Faster and More Consistent Nonlinear System Solving via MATLAB vs Mathematica

In this research paper, the authors present a novel approach to solving nonlinear systems of equations using domain discretization. They propose a method that involves approximating the solution of the system by dividing it into smaller pieces, or domains, and then solving each piece separately. The authors demonstrate that this approach can be highly efficient for systems with a small number of independent variables, making it particularly useful for complex systems with many degrees of freedom.

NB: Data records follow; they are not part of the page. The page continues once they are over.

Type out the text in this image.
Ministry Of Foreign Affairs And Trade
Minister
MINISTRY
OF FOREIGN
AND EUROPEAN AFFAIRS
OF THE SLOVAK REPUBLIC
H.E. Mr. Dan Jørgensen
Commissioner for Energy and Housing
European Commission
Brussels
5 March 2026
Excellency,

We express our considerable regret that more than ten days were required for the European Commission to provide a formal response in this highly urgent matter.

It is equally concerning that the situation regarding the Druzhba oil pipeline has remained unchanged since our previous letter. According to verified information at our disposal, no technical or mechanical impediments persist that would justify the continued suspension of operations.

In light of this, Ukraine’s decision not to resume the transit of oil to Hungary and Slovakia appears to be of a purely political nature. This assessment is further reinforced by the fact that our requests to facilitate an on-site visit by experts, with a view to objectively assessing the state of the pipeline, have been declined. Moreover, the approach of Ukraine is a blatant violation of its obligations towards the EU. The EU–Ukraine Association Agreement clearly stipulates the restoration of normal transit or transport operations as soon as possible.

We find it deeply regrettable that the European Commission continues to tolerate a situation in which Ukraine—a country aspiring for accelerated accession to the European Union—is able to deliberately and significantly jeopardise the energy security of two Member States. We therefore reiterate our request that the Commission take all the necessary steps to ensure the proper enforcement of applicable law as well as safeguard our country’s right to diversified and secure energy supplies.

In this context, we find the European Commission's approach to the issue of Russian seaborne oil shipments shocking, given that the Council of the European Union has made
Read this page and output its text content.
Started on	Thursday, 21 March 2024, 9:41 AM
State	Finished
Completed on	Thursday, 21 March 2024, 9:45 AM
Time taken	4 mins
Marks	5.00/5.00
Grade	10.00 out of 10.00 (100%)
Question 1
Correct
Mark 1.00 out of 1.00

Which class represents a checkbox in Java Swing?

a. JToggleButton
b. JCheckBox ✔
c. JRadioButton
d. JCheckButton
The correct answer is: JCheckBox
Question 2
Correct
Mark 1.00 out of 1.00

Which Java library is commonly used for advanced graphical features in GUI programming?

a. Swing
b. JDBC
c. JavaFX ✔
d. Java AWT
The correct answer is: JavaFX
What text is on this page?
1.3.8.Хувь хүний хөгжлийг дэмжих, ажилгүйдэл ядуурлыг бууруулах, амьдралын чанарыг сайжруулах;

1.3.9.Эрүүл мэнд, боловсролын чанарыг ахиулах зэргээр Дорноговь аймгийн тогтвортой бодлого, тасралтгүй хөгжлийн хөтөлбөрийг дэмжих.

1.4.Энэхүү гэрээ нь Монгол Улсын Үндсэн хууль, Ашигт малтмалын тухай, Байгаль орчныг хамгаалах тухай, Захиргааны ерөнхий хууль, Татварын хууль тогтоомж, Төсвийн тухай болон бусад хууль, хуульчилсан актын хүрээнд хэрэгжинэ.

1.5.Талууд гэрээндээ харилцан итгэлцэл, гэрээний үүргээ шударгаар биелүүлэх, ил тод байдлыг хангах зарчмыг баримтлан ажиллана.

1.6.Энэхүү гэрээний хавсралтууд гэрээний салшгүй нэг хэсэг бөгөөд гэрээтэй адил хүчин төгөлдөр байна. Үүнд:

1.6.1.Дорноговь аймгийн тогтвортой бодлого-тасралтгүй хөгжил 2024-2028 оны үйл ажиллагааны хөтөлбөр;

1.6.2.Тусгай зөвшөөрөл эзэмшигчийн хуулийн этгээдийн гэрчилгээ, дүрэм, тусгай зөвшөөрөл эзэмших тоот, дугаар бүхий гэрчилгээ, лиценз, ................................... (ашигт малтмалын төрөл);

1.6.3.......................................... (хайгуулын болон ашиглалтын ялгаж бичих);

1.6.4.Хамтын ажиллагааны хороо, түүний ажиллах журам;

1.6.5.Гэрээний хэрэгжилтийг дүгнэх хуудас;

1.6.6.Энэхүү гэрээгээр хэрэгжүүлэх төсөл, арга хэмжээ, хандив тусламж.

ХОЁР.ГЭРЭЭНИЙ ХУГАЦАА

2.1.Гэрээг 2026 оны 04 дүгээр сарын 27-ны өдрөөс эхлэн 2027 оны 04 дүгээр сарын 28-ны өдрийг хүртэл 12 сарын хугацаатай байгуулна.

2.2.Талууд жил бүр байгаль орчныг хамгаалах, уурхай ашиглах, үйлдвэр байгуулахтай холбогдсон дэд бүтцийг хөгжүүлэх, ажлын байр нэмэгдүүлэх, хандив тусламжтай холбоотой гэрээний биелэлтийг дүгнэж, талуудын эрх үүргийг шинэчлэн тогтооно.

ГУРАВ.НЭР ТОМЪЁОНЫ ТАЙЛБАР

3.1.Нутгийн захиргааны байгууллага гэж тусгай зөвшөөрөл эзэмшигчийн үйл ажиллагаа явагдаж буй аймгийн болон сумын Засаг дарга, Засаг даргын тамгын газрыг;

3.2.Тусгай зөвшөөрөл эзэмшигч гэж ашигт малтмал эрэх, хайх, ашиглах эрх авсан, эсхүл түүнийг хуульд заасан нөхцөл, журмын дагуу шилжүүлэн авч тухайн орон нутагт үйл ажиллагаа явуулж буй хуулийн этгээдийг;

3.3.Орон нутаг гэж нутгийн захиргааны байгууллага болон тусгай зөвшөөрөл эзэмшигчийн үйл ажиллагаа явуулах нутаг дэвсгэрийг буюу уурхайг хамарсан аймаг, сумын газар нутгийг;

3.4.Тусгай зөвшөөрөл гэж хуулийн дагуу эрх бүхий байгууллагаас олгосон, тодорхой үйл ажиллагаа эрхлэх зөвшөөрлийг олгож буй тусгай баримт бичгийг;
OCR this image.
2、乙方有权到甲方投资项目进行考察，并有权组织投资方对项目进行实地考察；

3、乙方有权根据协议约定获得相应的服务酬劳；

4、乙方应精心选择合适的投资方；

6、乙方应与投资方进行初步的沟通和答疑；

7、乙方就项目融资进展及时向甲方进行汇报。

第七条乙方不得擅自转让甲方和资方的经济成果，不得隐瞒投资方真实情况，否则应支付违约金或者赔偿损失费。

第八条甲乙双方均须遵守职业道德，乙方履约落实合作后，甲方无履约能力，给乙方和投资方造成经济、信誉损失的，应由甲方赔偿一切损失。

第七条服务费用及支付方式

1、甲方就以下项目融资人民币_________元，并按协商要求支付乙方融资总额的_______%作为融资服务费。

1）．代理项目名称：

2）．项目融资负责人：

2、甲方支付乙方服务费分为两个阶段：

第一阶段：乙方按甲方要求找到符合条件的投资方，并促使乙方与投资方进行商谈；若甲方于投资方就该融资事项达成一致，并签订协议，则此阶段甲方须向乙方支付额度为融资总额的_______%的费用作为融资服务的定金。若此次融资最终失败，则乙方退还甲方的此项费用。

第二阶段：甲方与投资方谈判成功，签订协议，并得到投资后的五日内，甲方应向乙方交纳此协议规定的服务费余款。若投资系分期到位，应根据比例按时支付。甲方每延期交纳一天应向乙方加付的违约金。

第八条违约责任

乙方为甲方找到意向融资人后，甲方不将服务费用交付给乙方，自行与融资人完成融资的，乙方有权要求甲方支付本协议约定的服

To understand how this method works, imagine a large puzzle with many interlocking pieces. Instead of trying to solve the entire puzzle at once, the authors suggest breaking it down into smaller, more manageable pieces and solving each one separately. This allows them to obtain an approximate solution for the entire puzzle by piecing together the individual solutions from each piece.
The authors test their approach on several examples, including a system of linear equations and a nonlinear differential equation. In both cases, they show that their method is highly accurate and efficient, outperforming traditional methods in many cases.
One potential drawback of this approach is that it can be difficult to determine the number of domains needed to achieve a desired level of accuracy. However, the authors suggest that this issue can be mitigated by using numerical methods to estimate the optimal number of domains.
Overall, the authors demonstrate that their domain discretization method offers a powerful new tool for solving nonlinear systems of equations, with potential applications in fields such as engineering, physics, and economics. By breaking down complex systems into smaller, more manageable pieces, this approach can help researchers and practitioners to better understand and solve problems that would otherwise be intractable.